Musculoskeletal Considerations

• Some patients with Noonan syndrome may experience musculoskeletal issues, such as joint contractures, scoliosis, or hypermobility. These conditions can complicate positioning on the operating table and potentially increase the risk of nerve damage during surgery.

Management Tips

• Preoperative: Identifying musculoskeletal limitations and planning for safe positioning during surgery is important.
• Intraoperative: Extra care should be taken during positioning to avoid unnecessary stress on joints and the spine, and to minimize the risk of nerve injury.

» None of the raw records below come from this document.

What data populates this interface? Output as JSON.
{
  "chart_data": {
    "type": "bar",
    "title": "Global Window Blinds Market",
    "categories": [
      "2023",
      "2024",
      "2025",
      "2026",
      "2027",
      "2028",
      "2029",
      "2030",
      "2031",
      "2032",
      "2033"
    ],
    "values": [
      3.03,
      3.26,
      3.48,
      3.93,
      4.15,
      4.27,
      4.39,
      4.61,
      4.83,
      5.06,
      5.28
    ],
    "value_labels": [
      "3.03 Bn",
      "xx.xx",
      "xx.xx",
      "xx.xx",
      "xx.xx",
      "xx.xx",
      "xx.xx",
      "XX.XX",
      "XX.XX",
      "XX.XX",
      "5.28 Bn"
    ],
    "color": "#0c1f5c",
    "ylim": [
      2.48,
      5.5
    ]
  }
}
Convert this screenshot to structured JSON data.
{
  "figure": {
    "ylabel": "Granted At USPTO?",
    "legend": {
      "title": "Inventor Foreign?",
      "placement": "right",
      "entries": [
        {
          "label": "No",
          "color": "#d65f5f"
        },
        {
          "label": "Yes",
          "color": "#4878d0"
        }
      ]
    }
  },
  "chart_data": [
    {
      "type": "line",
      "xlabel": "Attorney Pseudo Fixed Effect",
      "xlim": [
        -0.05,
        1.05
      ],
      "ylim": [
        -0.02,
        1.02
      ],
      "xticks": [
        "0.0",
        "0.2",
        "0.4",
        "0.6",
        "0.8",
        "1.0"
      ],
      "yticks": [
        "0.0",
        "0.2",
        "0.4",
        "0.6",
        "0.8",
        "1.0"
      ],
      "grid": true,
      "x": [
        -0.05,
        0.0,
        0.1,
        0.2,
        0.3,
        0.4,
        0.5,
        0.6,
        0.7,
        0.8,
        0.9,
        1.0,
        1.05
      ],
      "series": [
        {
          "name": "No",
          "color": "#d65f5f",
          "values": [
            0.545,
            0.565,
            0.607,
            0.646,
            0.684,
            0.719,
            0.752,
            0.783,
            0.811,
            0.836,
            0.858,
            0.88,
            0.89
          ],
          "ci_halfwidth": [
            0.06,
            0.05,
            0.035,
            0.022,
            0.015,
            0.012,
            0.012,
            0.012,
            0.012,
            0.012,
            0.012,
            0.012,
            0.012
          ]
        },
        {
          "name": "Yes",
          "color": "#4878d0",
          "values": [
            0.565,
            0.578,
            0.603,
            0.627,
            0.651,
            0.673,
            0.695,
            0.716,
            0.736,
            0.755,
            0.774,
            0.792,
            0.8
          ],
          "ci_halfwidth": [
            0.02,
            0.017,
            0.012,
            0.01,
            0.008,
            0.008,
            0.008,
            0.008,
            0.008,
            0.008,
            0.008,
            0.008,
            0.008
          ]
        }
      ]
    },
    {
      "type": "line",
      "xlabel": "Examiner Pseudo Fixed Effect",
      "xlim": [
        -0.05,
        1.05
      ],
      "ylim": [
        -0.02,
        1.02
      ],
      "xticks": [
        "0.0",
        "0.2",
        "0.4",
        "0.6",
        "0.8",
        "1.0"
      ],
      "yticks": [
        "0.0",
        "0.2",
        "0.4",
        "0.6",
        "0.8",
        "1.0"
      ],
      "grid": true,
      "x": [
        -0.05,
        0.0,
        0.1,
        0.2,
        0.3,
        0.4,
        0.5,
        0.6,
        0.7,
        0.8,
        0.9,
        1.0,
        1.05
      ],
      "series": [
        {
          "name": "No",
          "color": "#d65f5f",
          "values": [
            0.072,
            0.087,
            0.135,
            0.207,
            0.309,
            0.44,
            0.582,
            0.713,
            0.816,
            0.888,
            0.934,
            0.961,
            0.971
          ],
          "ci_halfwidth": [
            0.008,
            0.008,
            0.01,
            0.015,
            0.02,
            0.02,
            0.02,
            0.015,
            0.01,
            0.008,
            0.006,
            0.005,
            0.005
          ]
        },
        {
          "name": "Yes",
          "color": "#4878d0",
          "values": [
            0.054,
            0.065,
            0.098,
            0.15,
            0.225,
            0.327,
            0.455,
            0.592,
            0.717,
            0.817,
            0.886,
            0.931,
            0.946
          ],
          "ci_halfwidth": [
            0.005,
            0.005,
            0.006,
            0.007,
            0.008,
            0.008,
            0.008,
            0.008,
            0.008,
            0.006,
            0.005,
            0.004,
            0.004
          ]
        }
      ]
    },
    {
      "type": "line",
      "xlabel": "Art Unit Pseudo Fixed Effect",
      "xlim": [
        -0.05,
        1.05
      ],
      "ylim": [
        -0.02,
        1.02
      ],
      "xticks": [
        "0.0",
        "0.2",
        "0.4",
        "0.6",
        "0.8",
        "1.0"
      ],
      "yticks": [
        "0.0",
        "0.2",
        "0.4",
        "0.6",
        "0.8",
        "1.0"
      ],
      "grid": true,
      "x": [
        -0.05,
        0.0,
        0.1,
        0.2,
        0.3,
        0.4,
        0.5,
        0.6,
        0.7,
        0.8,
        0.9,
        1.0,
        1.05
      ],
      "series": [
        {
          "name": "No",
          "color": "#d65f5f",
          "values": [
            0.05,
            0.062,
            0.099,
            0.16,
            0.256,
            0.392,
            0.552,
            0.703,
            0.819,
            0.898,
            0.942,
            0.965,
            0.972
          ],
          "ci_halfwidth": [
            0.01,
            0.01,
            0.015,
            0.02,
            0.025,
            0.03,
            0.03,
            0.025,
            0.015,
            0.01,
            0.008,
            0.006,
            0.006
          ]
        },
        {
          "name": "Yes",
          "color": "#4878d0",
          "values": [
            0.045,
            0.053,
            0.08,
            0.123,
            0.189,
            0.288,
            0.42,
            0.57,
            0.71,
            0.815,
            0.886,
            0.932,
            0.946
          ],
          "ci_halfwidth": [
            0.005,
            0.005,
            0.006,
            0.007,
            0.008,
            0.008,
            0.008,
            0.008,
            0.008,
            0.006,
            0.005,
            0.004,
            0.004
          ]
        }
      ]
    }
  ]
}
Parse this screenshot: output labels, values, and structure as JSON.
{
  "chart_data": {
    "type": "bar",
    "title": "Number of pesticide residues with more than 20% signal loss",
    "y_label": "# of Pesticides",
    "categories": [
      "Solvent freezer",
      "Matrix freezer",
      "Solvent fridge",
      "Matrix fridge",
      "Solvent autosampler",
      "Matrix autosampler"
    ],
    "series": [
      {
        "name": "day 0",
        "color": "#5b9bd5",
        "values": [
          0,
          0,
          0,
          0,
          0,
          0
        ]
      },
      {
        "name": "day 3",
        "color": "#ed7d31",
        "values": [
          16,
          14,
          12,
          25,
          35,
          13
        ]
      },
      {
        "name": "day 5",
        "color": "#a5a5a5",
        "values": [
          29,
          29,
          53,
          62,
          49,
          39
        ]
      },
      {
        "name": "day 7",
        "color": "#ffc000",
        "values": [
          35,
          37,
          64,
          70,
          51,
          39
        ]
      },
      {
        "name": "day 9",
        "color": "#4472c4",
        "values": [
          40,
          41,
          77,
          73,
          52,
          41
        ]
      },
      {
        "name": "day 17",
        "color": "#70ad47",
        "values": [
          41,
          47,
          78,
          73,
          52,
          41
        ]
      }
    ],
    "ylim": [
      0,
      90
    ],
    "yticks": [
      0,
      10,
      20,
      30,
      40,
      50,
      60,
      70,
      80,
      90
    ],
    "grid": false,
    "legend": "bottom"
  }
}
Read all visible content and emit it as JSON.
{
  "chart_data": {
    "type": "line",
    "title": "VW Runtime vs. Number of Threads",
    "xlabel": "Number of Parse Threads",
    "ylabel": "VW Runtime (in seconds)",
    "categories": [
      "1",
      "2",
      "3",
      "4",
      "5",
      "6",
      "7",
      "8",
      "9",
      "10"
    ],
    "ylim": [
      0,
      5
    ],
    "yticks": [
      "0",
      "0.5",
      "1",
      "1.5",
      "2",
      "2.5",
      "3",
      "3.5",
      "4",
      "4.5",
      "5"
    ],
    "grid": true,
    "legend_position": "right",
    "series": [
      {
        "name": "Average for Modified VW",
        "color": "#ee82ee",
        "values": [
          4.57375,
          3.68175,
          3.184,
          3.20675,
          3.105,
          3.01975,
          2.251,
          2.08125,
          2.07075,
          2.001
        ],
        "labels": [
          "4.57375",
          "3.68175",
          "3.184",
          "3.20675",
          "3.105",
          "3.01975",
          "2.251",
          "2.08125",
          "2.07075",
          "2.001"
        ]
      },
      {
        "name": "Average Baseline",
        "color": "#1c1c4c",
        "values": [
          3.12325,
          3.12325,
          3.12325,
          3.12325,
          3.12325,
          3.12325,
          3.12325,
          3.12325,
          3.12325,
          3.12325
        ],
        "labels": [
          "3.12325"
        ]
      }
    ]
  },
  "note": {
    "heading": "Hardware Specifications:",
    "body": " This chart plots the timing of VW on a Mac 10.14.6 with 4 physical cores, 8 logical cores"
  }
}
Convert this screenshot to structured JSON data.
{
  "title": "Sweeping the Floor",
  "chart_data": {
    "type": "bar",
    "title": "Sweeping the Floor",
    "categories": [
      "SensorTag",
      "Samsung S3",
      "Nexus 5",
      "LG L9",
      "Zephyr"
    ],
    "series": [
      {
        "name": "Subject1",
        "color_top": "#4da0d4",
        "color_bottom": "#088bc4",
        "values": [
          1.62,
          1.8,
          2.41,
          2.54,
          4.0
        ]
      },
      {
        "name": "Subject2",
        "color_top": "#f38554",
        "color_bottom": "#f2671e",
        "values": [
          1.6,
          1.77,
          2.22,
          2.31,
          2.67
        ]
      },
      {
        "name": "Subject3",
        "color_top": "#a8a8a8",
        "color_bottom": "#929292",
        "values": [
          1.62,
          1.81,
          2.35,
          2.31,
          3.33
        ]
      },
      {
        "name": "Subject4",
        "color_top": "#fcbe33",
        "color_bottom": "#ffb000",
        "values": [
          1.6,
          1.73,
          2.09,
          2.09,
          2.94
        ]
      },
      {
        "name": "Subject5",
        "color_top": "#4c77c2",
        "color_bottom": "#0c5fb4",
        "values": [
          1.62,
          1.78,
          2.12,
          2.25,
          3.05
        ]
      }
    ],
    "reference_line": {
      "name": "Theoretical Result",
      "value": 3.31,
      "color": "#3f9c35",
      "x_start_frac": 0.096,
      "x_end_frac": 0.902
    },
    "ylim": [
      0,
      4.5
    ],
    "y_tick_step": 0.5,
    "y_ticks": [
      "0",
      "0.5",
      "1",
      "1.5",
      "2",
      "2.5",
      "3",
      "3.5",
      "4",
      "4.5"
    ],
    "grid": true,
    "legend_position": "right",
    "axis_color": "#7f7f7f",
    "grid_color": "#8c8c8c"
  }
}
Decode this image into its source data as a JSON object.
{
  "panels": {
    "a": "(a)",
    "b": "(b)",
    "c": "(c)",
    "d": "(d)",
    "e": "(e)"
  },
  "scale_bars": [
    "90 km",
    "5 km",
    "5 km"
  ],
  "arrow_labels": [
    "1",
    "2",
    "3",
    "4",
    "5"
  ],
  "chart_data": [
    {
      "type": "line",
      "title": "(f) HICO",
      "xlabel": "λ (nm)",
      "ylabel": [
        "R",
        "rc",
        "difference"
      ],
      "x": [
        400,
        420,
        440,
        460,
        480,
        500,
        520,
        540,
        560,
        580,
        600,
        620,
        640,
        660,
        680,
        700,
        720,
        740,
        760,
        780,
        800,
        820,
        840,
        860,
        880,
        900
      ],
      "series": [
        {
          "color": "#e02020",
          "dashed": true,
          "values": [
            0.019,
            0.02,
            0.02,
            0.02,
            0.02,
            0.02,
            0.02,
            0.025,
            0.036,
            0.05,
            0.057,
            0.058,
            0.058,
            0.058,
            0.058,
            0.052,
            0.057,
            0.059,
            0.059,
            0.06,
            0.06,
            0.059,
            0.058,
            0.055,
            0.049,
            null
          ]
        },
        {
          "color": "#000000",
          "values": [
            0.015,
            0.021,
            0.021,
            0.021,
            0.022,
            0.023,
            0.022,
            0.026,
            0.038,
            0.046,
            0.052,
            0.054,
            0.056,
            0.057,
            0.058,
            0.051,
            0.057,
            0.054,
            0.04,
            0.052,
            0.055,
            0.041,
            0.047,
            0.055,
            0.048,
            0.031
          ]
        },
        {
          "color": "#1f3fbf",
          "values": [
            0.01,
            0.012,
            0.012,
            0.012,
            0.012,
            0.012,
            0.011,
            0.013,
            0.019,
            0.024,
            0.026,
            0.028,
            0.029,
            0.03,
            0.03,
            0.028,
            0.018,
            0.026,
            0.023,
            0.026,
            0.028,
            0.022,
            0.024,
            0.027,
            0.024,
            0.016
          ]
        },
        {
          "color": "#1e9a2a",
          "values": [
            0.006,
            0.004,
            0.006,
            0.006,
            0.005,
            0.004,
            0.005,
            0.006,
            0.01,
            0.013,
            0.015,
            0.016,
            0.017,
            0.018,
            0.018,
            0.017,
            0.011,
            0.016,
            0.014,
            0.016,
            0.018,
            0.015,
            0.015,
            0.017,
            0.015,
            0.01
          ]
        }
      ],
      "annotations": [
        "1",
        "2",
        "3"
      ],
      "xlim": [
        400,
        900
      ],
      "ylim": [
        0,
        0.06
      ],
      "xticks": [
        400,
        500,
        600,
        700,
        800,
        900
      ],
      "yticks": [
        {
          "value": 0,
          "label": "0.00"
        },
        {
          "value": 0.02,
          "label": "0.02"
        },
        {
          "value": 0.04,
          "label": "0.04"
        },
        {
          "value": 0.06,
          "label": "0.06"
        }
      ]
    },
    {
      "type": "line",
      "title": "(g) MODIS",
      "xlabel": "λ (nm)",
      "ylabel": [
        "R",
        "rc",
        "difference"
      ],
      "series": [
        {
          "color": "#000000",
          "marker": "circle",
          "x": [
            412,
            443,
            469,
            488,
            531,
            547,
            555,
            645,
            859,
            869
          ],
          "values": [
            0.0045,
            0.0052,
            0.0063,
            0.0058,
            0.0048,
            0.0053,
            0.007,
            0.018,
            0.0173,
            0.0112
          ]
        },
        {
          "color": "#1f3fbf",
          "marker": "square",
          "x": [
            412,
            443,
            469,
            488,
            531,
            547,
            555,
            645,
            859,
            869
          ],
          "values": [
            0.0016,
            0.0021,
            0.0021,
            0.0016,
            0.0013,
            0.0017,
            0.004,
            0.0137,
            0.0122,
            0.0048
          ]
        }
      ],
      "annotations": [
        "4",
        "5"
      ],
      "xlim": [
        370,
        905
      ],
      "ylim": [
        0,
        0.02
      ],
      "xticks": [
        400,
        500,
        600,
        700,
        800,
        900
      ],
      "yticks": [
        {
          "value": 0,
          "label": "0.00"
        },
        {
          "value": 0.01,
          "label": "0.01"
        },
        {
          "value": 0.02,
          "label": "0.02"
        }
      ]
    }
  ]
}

Malignant Hyperthermia Risk

• While most patients with Noonan syndrome are not at an elevated risk of malignant hyperthermia (MH), there are some patients with a specific diagnosis of “Noonan-like syndrome” (SHOC2 S2G mutation) who may be at elevated risk for MH.⁵
• These individuals may present with loose anagen hair, myopathy, normal to moderately elevated creatine kinase levels and HCM. In these cases, extra care should be exercised to avoid administering triggering anesthetic agents, including all inhaled anesthetics (except nitrous oxide) and succinylcholine.⁶ A complete flush of the anesthesia machine to eliminate residual inhaled volatile anesthetics should be performed and charcoal filters should be used to further reduce the risk of exposure to triggering agents.